Hussain told me he could not wait to see his wife and son and was optimistic about his future, but his return home did not produce the welcome he had been expecting.
His years of heroin abuse have frustrated his wife beyond redemption. She no longer trusts him.
Distraught, Hussain tells me his wife has asked him for a divorce and has refused to let him into the family home. She wants to move on with her life and concentrate on raising her son.
At their family home, she tells me she is unconvinced his spell in rehab will work.
“As soon as he gets out he’ll start taking heroin again. What kind of father is he?” she asks and recalls one of the most traumatic phases of her husband’s addiction.
“He said ‘I’ll sell our son, who can stop me?’ That’s wrong. I’m a mother, I can’t tolerate this.
“He’s just a heroin addict. That is all he is.”
With nowhere to live, Hussain now sleeps on the street, and survives by working his way through Karachi’s soup kitchens.
To make matters worse, his brother Yusaf has run off, having stolen his phone and his last 500 rupees. For the first time in his life, he is all alone, the lust for heroin even overwhelming brotherly love.

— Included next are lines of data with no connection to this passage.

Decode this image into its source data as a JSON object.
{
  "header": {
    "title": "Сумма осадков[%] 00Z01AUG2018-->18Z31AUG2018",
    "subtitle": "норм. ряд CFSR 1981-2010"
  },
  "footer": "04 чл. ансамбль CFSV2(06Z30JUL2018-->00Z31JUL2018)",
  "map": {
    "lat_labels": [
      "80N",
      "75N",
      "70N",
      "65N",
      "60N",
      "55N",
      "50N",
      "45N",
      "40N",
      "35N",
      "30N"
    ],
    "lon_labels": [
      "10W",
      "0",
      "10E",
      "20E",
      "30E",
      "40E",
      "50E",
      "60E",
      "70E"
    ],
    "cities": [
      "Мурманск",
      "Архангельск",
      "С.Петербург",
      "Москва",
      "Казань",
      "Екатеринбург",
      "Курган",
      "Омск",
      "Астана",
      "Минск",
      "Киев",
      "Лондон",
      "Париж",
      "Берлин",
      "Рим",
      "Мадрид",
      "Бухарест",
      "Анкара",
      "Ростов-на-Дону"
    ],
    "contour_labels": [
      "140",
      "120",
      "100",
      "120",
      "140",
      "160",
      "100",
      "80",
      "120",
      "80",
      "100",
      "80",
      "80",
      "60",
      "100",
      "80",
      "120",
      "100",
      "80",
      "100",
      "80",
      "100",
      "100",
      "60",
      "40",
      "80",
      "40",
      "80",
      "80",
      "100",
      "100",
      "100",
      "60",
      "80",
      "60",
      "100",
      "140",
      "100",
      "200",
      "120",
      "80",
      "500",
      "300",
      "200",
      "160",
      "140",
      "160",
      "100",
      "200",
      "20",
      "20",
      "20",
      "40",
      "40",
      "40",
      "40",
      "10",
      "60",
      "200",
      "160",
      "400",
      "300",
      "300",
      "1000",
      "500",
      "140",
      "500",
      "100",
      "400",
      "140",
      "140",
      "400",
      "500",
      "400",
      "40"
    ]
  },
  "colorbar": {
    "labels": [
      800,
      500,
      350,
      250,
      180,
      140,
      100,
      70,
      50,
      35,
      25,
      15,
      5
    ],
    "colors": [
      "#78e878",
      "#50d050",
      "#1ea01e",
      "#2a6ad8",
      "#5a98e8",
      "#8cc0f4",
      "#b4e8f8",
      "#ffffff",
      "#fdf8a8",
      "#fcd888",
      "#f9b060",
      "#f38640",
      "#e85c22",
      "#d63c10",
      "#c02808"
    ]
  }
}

For now, though, Hussain is at least drug-free, but whether this will last is anyone’s guess.
The Edhi system of rehab may not be ideal and little is known about the charity’s success rate. Its team of staff and volunteers often seem swamped by the scale of addiction they are dealing with in Karachi.
But the foundation offers a single lifeline for desperate people and is the only form of support for many addicts in a city that can sometimes feel like it is floating on a sea of heroin.